(Download) "Bioequivalence and Statistics in Clinical Pharmacology" by Scott D. Patterson & Byron Jones ~ eBook PDF Kindle ePub Free
eBook details
- Title: Bioequivalence and Statistics in Clinical Pharmacology
- Author : Scott D. Patterson & Byron Jones
- Release Date : January 27, 2017
- Genre: Mathematics,Books,Science & Nature,Professional & Technical,Medical,Pharmacology & Toxicology,
- Pages : * pages
- Size : 22956 KB
Description
Maintaining a practical perspective, Bioequivalence and Statistics in Clinical Pharmacology, Second Edition explores statistics used in day-to-day clinical pharmacology work. The book is a starting point for those involved in such research and covers the methods needed to design, analyze, and interpret bioequivalence trials; explores when, how, and why these studies are performed as part of drug development; and demonstrates the methods using real world examples.

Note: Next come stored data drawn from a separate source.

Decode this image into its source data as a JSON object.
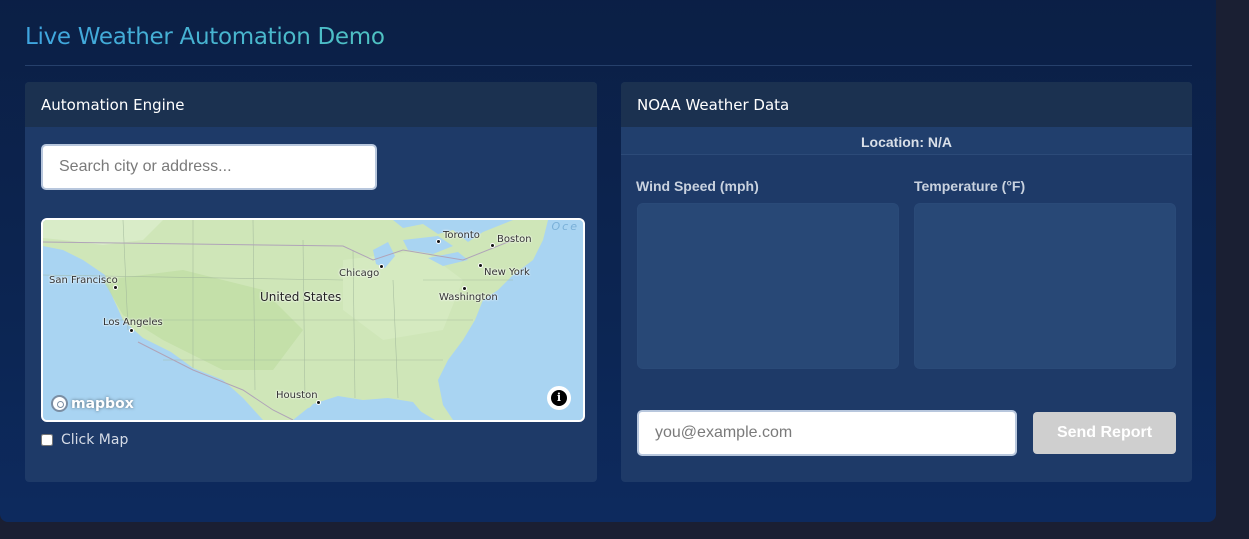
{
  "app": {
    "title": "Live Weather Automation Demo"
  },
  "automation_panel": {
    "title": "Automation Engine",
    "search_placeholder": "Search city or address...",
    "click_map_label": "Click Map",
    "click_map_checked": false,
    "map": {
      "ocean_label": "Oce",
      "country_label": "United States",
      "cities": [
        {
          "name": "San Francisco"
        },
        {
          "name": "Los Angeles"
        },
        {
          "name": "Chicago"
        },
        {
          "name": "Toronto"
        },
        {
          "name": "Boston"
        },
        {
          "name": "New York"
        },
        {
          "name": "Washington"
        },
        {
          "name": "Houston"
        }
      ],
      "attribution_logo": "mapbox",
      "info_icon": "i"
    }
  },
  "weather_panel": {
    "title": "NOAA Weather Data",
    "location_text": "Location: N/A",
    "wind_label": "Wind Speed (mph)",
    "temp_label": "Temperature (°F)",
    "email_placeholder": "you@example.com",
    "send_label": "Send Report"
  },
  "colors": {
    "background": "#1a1f33",
    "panel": "#1e3a68",
    "title_gradient_start": "#3fa5e0",
    "title_gradient_end": "#4fc2c2",
    "send_button_disabled": "#cfcfcf"
  }
}
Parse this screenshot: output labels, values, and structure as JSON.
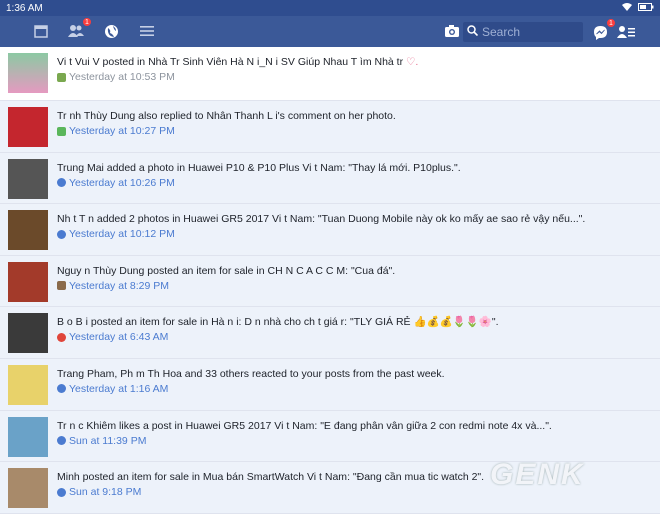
{
  "status": {
    "time": "1:36 AM"
  },
  "nav": {
    "friend_badge": "1",
    "messenger_badge": "1",
    "search_placeholder": "Search"
  },
  "notifications": [
    {
      "actor": "Vi t Vui V",
      "action": " posted in ",
      "target": "Nhà Tr  Sinh Viên Hà N i_N i SV Giúp Nhau T ìm Nhà tr",
      "extra": " ♡.",
      "time": "Yesterday at 10:53 PM",
      "meta_icon": "group-icon",
      "avatar_color": "#d97aa7"
    },
    {
      "actor": "Tr nh Thùy Dung",
      "action": " also replied to ",
      "target": "Nhân Thanh L",
      "extra": " i's comment on her photo.",
      "time": "Yesterday at 10:27 PM",
      "meta_icon": "comment-icon",
      "avatar_color": "#c4262e"
    },
    {
      "actor": "Trung Mai",
      "action": " added a photo in ",
      "target": "Huawei P10 & P10 Plus Vi t Nam",
      "extra": ": \"Thay lá mới. P10plus.\".",
      "time": "Yesterday at 10:26 PM",
      "meta_icon": "globe-icon",
      "avatar_color": "#555"
    },
    {
      "actor": "Nh t T n",
      "action": " added 2 photos in ",
      "target": "Huawei GR5 2017 Vi t Nam",
      "extra": ": \"Tuan Duong Mobile này ok ko mấy ae sao rẻ vậy nếu...\".",
      "time": "Yesterday at 10:12 PM",
      "meta_icon": "globe-icon",
      "avatar_color": "#6b4a2a"
    },
    {
      "actor": "Nguy n Thùy Dung",
      "action": " posted an item for sale in ",
      "target": "CH     N C  A C  C M",
      "extra": ": \"Cua đá\".",
      "time": "Yesterday at 8:29 PM",
      "meta_icon": "coffee-icon",
      "avatar_color": "#a33a2a"
    },
    {
      "actor": "B o B i",
      "action": " posted an item for sale in ",
      "target": "Hà n i: D n nhà cho     ch t giá r",
      "extra": ": \"TLY GIÁ RẺ 👍💰💰🌷🌷🌸\".",
      "time": "Yesterday at 6:43 AM",
      "meta_icon": "apple-icon",
      "avatar_color": "#3a3a3a"
    },
    {
      "actor": "Trang Pham, Ph m Th   Hoa",
      "action": " and 33 others reacted to your posts from the past week.",
      "target": "",
      "extra": "",
      "time": "Yesterday at 1:16 AM",
      "meta_icon": "globe-icon",
      "avatar_color": "#e8d26a"
    },
    {
      "actor": "Tr n   c Khiêm",
      "action": " likes a post in ",
      "target": "Huawei GR5 2017 Vi t Nam",
      "extra": ": \"E đang phân vân giữa 2 con redmi note 4x và...\".",
      "time": "Sun at 11:39 PM",
      "meta_icon": "globe-icon",
      "avatar_color": "#6aa2c8"
    },
    {
      "actor": "   Minh",
      "action": " posted an item for sale in ",
      "target": "Mua bán SmartWatch Vi t Nam",
      "extra": ": \"Đang cần mua tic watch 2\".",
      "time": "Sun at 9:18 PM",
      "meta_icon": "globe-icon",
      "avatar_color": "#a88a6a"
    }
  ],
  "watermark": "GENK"
}
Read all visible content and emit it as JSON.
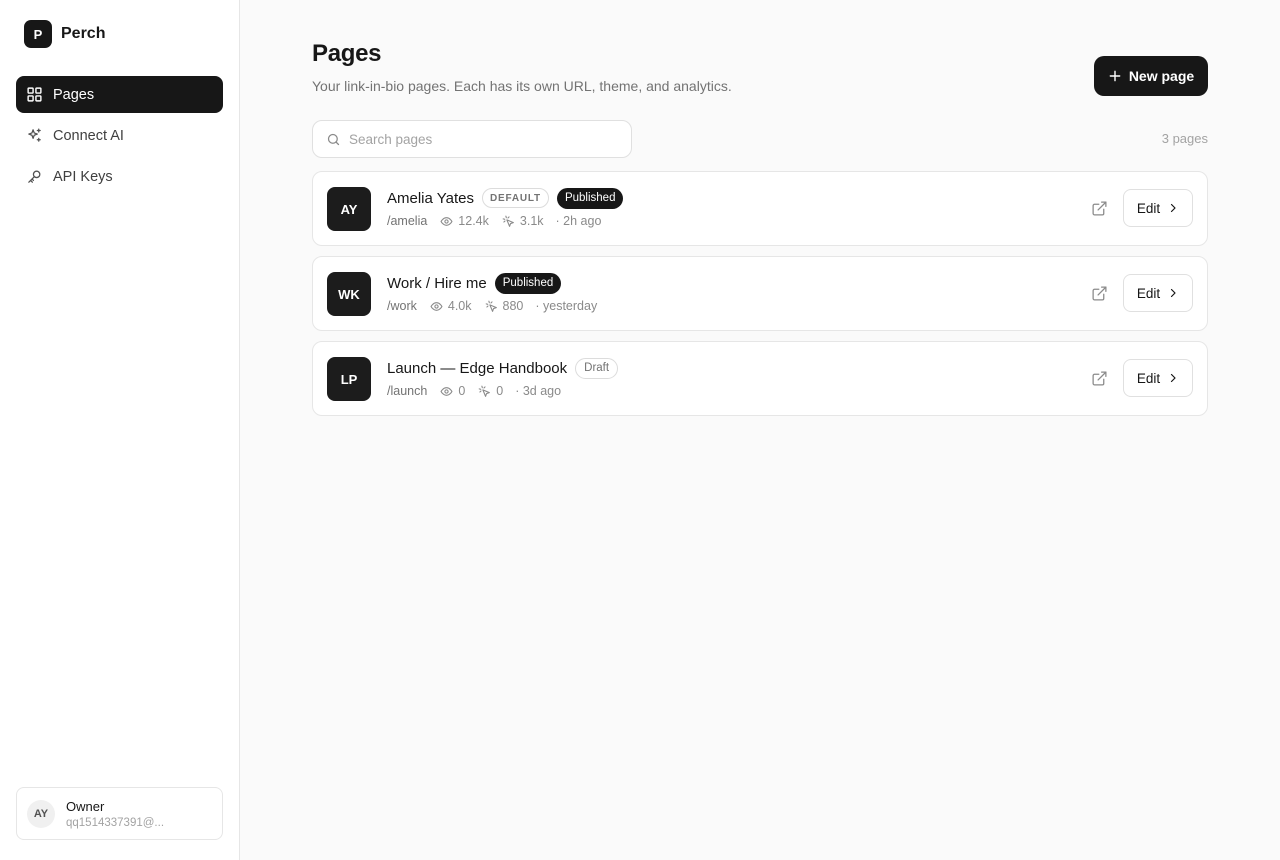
{
  "brand": {
    "logo_letter": "P",
    "name": "Perch"
  },
  "sidebar": {
    "items": [
      {
        "label": "Pages",
        "icon": "grid-icon",
        "active": true
      },
      {
        "label": "Connect AI",
        "icon": "sparkles-icon",
        "active": false
      },
      {
        "label": "API Keys",
        "icon": "key-icon",
        "active": false
      }
    ]
  },
  "user": {
    "initials": "AY",
    "role": "Owner",
    "email": "qq1514337391@..."
  },
  "header": {
    "title": "Pages",
    "subtitle": "Your link-in-bio pages. Each has its own URL, theme, and analytics.",
    "new_button_label": "New page"
  },
  "search": {
    "placeholder": "Search pages",
    "value": ""
  },
  "page_count": "3 pages",
  "pages": [
    {
      "initials": "AY",
      "title": "Amelia Yates",
      "default_badge": "DEFAULT",
      "status": "Published",
      "status_kind": "published",
      "slug": "/amelia",
      "views": "12.4k",
      "clicks": "3.1k",
      "updated": "· 2h ago",
      "edit_label": "Edit"
    },
    {
      "initials": "WK",
      "title": "Work / Hire me",
      "default_badge": "",
      "status": "Published",
      "status_kind": "published",
      "slug": "/work",
      "views": "4.0k",
      "clicks": "880",
      "updated": "· yesterday",
      "edit_label": "Edit"
    },
    {
      "initials": "LP",
      "title": "Launch — Edge Handbook",
      "default_badge": "",
      "status": "Draft",
      "status_kind": "draft",
      "slug": "/launch",
      "views": "0",
      "clicks": "0",
      "updated": "· 3d ago",
      "edit_label": "Edit"
    }
  ],
  "colors": {
    "accent": "#171717",
    "background": "#fafafa",
    "muted_text": "#737373",
    "border": "#e6e6e6"
  }
}
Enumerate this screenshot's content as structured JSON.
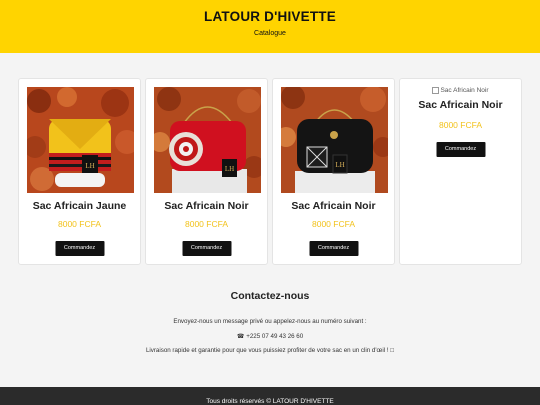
{
  "header": {
    "title": "LATOUR D'HIVETTE",
    "subtitle": "Catalogue"
  },
  "products": [
    {
      "title": "Sac Africain Jaune",
      "price": "8000 FCFA",
      "button": "Commandez",
      "image_alt": "Sac Africain Jaune"
    },
    {
      "title": "Sac Africain Noir",
      "price": "8000 FCFA",
      "button": "Commandez",
      "image_alt": "Sac Africain Noir"
    },
    {
      "title": "Sac Africain Noir",
      "price": "8000 FCFA",
      "button": "Commandez",
      "image_alt": "Sac Africain Noir"
    },
    {
      "title": "Sac Africain Noir",
      "price": "8000 FCFA",
      "button": "Commandez",
      "image_alt": "Sac Africain Noir"
    }
  ],
  "contact": {
    "title": "Contactez-nous",
    "line1": "Envoyez-nous un message privé ou appelez-nous au numéro suivant :",
    "phone": "☎ +225 07 49 43 26 60",
    "line3": "Livraison rapide et garantie pour que vous puissiez profiter de votre sac en un clin d'œil ! □"
  },
  "footer": {
    "text": "Tous droits réservés © LATOUR D'HIVETTE"
  },
  "colors": {
    "accent": "#ffd400",
    "price": "#f2c21b",
    "button": "#111111",
    "footer": "#2b2b2b"
  }
}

Drawing on knowledge gained directly from working in the pharmaceutical industry, the authors set the stage by describing the general role of statistics. Once the foundation of clinical pharmacology drug development, regulatory applications, and the design and analysis of bioequivalence trials are established, including recent regulatory changes in design and analysis and in particular sample-size adaptation, they move on to related topics in clinical pharmacology involving the use of cross-over designs. These include, but are not limited to, safety studies in Phase I, dose-response trials, drug interaction trials, food-effect and combination trials, QTc and other pharmacodynamic equivalence trials, proof-of-concept trials, dose-proportionality trials, and vaccines trials.
This second edition addresses several recent developments in the field, including new chapters on adaptive bioequivalence studies, scaled average bioequivalence testing, and vaccine trials.
Purposefully designed to be instantly applicable, Bioequivalence and Statistics in Clinical Pharmacology, Second Edition provides examples of SAS and R code so that the analyses described can be immediately implemented. The authors have made extensive use of the proc mixed procedures available in SAS.